Estão a decorrer negociações no sentido de “modernizar” o Tratado Carta da Energia. No entanto, não é crível que o processo de modernização altere radicalmente este panorama. Qualquer alteração ao tratado só tem lugar se existir unanimidade entre todos os participantes, e o Japão já declarou que não quer ver alterações substanciais. Pior ainda, tanto para a Mongólia, como para o Turcomenistão e o Cazaquistão, as receitas provenientes da venda de combustíveis fósseis representam mais de 10% do seu PIB, e para o Azerbaijão elas representam mais de 20%. Assim sendo, é pouco provável que estes países apoiem qualquer medida no sentido de minorar o volume de emissões de CO2 ou equivalente, já que isso lhes traria prejuízos económicos no curto prazo. Por fim, mesmo que assim não fosse, mesmo que as propostas da União Europeia no sentido de dar aos estados o direito a regular com o objectivo de combater as alterações climáticas fossem aceites sem que o processo de negociação as chumbe ou atenue, o relatório sobre os impactos do TCE estima que continuaria a estar sob protecção do TCE um volume de 98 Gigatoneladas.

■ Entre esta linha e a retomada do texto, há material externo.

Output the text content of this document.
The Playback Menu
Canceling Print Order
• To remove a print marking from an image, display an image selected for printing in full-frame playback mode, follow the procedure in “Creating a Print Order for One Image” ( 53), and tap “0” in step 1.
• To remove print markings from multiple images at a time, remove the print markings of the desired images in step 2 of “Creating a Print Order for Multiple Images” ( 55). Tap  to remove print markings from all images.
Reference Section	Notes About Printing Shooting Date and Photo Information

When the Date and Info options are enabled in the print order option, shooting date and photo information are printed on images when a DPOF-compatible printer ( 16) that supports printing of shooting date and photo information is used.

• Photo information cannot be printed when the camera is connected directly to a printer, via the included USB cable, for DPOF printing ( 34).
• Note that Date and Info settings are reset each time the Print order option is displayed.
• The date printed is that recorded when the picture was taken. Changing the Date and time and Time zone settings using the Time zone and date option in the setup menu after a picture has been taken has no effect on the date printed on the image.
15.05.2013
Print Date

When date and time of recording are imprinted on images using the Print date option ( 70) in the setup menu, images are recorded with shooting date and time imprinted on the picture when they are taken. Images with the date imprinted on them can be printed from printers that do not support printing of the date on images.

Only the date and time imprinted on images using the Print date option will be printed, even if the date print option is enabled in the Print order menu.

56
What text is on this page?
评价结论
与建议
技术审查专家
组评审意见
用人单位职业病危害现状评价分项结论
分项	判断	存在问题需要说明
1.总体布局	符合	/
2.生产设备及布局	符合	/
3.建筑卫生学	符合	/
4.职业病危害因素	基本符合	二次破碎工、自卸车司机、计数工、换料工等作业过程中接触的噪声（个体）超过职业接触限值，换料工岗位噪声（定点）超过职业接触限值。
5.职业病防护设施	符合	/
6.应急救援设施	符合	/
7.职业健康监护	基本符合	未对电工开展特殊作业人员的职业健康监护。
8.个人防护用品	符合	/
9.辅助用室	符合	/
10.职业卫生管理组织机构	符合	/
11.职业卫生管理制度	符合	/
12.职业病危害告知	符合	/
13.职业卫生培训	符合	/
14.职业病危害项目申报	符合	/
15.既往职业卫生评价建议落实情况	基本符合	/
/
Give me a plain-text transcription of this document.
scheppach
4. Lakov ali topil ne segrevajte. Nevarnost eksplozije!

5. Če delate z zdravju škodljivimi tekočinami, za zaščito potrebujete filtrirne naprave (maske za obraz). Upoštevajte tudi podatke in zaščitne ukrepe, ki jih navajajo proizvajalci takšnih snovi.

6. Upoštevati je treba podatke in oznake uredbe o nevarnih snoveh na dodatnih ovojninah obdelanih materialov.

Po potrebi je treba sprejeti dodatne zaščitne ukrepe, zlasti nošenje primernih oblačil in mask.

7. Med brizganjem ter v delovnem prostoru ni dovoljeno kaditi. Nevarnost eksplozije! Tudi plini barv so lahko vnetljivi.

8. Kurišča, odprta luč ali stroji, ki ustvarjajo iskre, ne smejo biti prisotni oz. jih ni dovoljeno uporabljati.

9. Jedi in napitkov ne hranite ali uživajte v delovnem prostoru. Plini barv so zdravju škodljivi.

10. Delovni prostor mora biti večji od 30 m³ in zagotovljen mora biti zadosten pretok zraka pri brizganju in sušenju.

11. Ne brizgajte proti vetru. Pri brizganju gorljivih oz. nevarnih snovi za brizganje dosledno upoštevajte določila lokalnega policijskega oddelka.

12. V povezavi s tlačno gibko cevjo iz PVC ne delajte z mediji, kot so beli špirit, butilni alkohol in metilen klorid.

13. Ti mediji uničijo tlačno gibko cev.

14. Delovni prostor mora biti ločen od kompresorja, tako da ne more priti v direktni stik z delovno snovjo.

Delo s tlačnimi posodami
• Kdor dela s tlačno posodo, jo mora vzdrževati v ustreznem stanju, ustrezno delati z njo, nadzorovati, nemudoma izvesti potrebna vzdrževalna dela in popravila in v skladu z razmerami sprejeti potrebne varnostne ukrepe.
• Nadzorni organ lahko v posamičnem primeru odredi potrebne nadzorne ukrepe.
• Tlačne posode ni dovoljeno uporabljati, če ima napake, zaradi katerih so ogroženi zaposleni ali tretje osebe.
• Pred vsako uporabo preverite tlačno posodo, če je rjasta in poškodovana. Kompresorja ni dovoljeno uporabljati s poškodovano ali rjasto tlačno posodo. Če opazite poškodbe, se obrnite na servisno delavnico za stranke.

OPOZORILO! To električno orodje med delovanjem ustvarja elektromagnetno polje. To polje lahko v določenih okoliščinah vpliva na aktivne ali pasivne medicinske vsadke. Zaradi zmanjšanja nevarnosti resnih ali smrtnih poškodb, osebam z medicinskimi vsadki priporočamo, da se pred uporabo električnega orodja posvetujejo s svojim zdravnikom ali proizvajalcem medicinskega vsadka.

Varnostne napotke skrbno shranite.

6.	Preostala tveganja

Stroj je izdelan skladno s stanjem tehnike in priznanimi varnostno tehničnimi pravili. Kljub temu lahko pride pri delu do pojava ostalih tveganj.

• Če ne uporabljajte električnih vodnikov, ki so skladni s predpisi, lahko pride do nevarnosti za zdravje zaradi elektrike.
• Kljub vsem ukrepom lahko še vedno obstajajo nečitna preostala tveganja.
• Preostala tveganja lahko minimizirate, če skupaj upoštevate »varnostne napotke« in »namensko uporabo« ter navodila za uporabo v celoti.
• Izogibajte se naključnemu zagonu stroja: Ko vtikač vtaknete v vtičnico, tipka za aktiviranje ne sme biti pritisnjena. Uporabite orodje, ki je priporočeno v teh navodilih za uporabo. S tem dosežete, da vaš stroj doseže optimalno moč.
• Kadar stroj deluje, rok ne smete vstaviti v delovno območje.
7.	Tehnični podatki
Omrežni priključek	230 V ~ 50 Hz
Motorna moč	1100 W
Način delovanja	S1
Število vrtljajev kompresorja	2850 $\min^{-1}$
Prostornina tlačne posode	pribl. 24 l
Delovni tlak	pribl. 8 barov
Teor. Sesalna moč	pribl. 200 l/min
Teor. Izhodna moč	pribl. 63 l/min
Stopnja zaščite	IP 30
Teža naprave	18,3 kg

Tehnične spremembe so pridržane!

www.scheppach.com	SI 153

Emissões de Co2 protegidas pelo TCE

Importa acrescentar que, por outro lado, está a decorrer um processo de expansão do TCE. O Burundi, a Suazilândia, a Mauritânia, e o Paquistão estão na iminência de aderir ao Tratado. O Bangladesh, o Chade, a China, Marrocos, a Nigéria, a Sérvia e o Uganda estão num patamar não muito distante, sendo que o Cambodja, a Colômbia, o Guatemala, a Nigéria, o Panamá e a Gâmbia já iniciaram o processo de adesão. Cada país que aderir a este tratado poderá aumentar o volume total de emissões protegidas e os custos de abandonar o Tratado num momento posterior. De particular relevância para Portugal é o caso da China, dada a dimensão do investimento chinês no sector energético do nosso país: se Portugal abandonar o TCE depois da entrada da China, isso poderá ter custos muito pesados para as finanças nacionais.

Um relatório mais detalhado da mesma autora volta a reforçar a mesma mensagem. O TCE é incompatível com a luta contra as alterações climáticas, e o seu abandono é urgente.